Planting the Trees of Kenya. By Claire A. Nivola. Illus. by the author. Farrar/Frances Foster, $16.95 (9780374399184). K-Gr. 3.
With direct, spare prose and bright, delicate watercolors, this beautiful picture-book biography introduces Kenyan environmentalist Wangari Maathai, winner of the 2004 Nobel Peace Prize.
Ten Little Fingers and Ten Little Toes. By Mem Fox. Illus. by Helen Oxenbury. Harcourt, $16 (9780152060572). PreS-K.
Multicultural babies from around the world toddle across the pages of this gentle, joyous offering that aims a message of diversity and tolerance at very young children.
Traction Man Meets Turbo Dog. By Mini Grey. Illus. by the author. Knopf, $16.99 (9780375855832). PreS-Gr. 2.

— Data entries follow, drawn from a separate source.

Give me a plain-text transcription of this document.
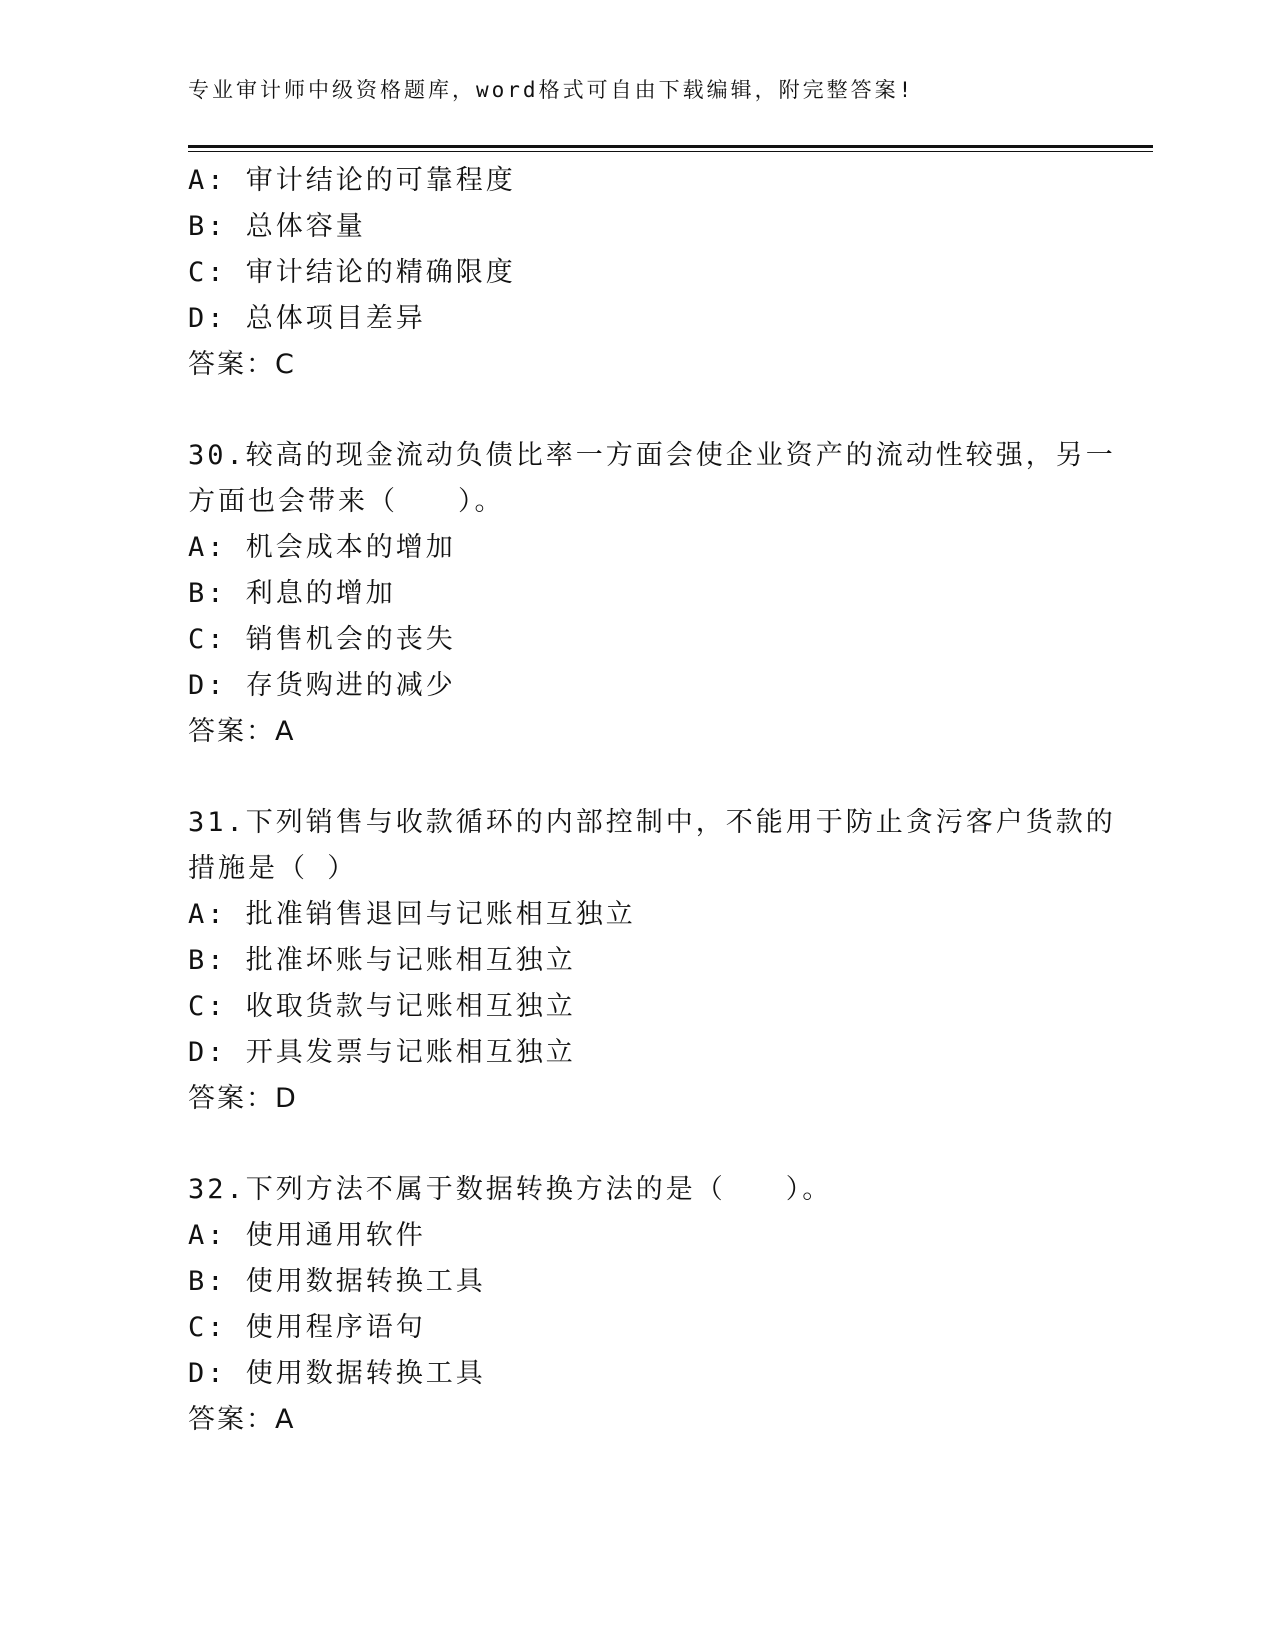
专业审计师中级资格题库，word格式可自由下载编辑，附完整答案!
A: 审计结论的可靠程度
B: 总体容量
C: 审计结论的精确限度
D: 总体项目差异
答案：C
30.较高的现金流动负债比率一方面会使企业资产的流动性较强，另一
方面也会带来（　　）。
A: 机会成本的增加
B: 利息的增加
C: 销售机会的丧失
D: 存货购进的减少
答案：A
31.下列销售与收款循环的内部控制中，不能用于防止贪污客户货款的
措施是（ ）
A: 批准销售退回与记账相互独立
B: 批准坏账与记账相互独立
C: 收取货款与记账相互独立
D: 开具发票与记账相互独立
答案：D
32.下列方法不属于数据转换方法的是（　　）。
A: 使用通用软件
B: 使用数据转换工具
C: 使用程序语句
D: 使用数据转换工具
答案：A
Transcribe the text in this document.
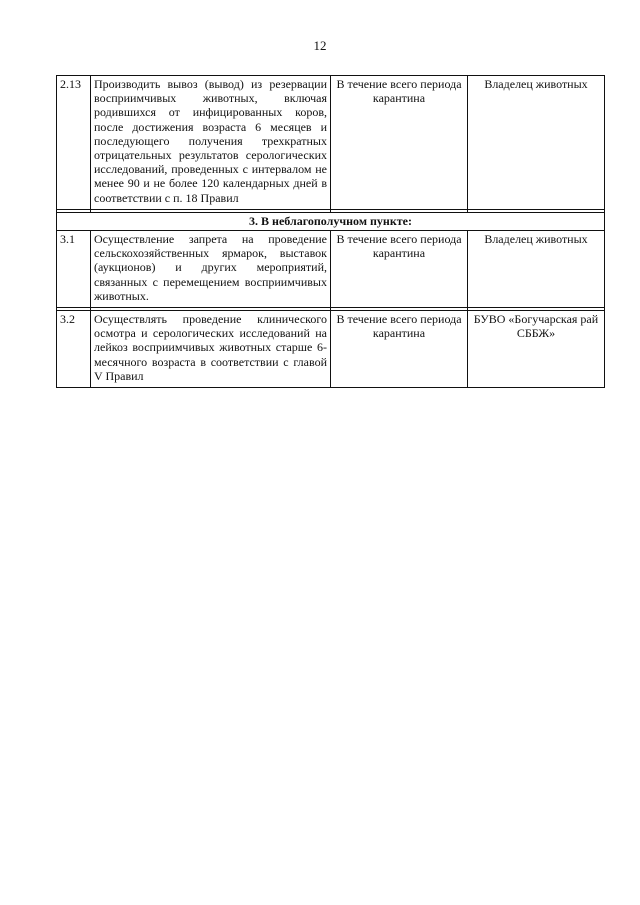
12
2.13	Производить вывоз (вывод) из резервации восприимчивых животных, включая родившихся от инфицированных коров, после достижения возраста 6 месяцев и последующего получения трехкратных отрицательных результатов серологических исследований, проведенных с интервалом не менее 90 и не более 120 календарных дней в соответствии с п. 18 Правил	В течение всего периода карантина	Владелец животных

3. В неблагополучном пункте:			
3.1	Осуществление запрета на проведение сельскохозяйственных ярмарок, выставок (аукционов) и других мероприятий, связанных с перемещением восприимчивых животных.	В течение всего периода карантина	Владелец животных

3.2	Осуществлять проведение клинического осмотра и серологических исследований на лейкоз восприимчивых животных старше 6-месячного возраста в соответствии с главой V Правил	В течение всего периода карантина	БУВО «Богучарская рай СББЖ»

When the robotic Turbo Dog arrives to take the place of Traction Man’s faithful sidekick, Scrubbing Brush, trouble ensues. Written and illustrated with wit and finesse, this imaginative sequel to Traction Man Is Here! (2005) rewards rereading.
Wabi Sabi. By Mark Reibstein. Illus. by Ed Young. Little, Brown, $16.99 (9780316118255). K-Gr. 3.
Some of the most breathtaking collage work in years appears alongside an ethereal mix of text and haiku to tell the meditative story of a Japanese cat seeking out the true meaning of its name.